I can resolve the validation issue for batch messages generated via json.dump() by extending the default JSONEncoder class and placing the following code in it.

        # Time in ISO format truncated to the second to pass
        # json-schema validation
        if isinstance(obj, datetime.time):
            return obj.isoformat(timespec='seconds')

In testing I have found that if I change the line for datetime.time in _conform_primitive_property to the following singer messages will also pass validation.

    elif isinstance(elem, datetime.time):
        return elem.isoformat(timespec="seconds")
BuzzCutNorman commented 1 year ago

Meltano was able to track the issue to the JSON Schema 3 Validator FormatChecker which is used by default. If I specify a more recent version of the FormatChecker, 7 or greater, the issue goes away. Meltano is looking into implementing an easy way for developers to specify a JSON Schema Validator and/or FormatChecker.

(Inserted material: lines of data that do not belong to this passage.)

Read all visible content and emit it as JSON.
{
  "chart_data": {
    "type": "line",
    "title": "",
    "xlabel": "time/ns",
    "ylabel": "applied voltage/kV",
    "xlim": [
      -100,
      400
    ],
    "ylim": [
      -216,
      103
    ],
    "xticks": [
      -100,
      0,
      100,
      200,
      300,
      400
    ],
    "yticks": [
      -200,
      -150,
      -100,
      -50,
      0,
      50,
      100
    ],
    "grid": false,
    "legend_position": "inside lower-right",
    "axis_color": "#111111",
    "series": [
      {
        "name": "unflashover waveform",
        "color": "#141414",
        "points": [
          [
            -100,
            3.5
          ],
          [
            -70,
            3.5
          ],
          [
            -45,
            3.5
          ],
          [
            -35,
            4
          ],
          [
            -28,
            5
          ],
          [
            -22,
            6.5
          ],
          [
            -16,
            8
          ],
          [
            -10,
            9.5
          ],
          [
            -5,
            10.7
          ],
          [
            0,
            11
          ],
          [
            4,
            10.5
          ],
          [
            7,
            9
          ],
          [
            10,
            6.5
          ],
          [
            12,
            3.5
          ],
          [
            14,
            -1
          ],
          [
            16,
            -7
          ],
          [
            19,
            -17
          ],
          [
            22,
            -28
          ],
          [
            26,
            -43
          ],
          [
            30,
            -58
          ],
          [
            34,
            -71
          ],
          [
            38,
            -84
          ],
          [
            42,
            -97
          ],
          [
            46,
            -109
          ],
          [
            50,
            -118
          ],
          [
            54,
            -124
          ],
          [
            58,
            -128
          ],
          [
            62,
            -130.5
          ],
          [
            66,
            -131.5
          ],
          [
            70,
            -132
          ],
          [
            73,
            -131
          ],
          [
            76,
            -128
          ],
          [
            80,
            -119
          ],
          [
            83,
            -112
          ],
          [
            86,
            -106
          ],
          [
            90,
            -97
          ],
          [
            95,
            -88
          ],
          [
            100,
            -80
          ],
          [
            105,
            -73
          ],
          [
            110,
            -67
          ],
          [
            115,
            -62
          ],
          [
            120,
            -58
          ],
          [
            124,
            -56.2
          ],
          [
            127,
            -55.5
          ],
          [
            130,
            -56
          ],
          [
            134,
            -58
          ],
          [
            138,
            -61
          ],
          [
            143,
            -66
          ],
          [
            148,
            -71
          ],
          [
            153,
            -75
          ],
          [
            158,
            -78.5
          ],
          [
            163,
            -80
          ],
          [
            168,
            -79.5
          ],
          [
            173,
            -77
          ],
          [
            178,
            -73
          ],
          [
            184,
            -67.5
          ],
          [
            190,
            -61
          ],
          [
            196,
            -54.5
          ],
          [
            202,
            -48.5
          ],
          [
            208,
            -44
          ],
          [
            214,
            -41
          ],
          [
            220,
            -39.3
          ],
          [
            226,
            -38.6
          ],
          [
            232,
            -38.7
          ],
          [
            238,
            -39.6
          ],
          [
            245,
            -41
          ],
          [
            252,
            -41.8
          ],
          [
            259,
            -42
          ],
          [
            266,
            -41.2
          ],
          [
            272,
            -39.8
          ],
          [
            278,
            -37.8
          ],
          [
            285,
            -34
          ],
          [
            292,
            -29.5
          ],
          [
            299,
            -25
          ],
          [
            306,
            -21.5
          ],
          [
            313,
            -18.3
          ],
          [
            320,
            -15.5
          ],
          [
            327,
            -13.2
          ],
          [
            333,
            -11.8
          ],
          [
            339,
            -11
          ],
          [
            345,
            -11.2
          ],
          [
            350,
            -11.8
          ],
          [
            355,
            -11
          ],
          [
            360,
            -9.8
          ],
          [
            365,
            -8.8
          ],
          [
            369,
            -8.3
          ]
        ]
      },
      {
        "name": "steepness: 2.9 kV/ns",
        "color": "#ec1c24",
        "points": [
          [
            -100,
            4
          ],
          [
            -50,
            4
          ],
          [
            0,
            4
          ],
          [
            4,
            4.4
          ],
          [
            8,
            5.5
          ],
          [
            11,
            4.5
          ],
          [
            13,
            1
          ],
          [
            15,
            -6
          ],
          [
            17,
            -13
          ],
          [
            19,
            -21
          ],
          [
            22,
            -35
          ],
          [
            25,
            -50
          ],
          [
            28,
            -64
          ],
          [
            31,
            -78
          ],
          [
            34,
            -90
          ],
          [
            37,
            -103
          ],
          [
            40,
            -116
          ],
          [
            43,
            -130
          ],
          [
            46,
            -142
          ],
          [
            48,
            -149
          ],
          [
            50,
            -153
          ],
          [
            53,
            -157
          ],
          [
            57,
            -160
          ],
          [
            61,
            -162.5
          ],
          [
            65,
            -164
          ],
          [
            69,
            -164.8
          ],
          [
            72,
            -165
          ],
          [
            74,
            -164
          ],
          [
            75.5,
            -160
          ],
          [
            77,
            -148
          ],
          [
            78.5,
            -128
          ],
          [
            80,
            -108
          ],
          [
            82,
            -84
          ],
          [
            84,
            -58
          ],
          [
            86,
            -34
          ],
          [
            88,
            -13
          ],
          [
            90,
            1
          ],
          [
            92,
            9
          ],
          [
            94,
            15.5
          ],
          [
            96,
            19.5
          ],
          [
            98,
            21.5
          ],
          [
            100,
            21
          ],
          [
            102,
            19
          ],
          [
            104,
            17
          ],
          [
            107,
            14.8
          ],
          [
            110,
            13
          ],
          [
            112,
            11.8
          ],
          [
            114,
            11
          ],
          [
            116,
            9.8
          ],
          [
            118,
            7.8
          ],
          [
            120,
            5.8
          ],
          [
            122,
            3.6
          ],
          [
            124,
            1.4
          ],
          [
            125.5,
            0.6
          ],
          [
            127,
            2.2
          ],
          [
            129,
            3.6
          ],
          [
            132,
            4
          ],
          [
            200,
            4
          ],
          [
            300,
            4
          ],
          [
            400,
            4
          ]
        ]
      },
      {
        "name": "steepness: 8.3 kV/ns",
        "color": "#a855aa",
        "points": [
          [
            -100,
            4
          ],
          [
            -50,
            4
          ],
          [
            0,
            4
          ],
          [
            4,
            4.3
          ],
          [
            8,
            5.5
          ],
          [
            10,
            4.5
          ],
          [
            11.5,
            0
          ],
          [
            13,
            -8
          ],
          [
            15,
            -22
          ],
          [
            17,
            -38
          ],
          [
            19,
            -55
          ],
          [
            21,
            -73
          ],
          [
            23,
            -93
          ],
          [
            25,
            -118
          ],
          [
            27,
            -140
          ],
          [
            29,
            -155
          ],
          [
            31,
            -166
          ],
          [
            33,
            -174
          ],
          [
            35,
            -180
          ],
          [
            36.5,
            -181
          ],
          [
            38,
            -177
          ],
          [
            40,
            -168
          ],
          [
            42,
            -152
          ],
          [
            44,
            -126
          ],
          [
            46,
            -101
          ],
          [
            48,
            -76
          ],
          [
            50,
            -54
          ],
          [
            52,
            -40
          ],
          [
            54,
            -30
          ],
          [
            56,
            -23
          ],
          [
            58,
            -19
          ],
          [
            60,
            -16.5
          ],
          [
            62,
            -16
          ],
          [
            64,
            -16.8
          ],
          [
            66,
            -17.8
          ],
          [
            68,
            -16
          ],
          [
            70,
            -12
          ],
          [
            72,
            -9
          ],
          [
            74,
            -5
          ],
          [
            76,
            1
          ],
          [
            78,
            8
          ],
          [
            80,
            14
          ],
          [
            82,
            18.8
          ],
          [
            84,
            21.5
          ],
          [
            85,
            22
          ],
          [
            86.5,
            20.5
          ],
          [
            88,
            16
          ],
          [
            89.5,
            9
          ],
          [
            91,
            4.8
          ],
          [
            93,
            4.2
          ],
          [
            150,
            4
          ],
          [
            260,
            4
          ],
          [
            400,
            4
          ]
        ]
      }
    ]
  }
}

I am going to put in place a workaround Meltano inspired but leave this case open until I can replace the workaround with the official SDK version.

BuzzCutNorman commented 1 year ago

Just found out that this only happens when 'pyodbc' is used. If pymssql is used as the driver there is not a validation issue since time is returned time up to the seconds.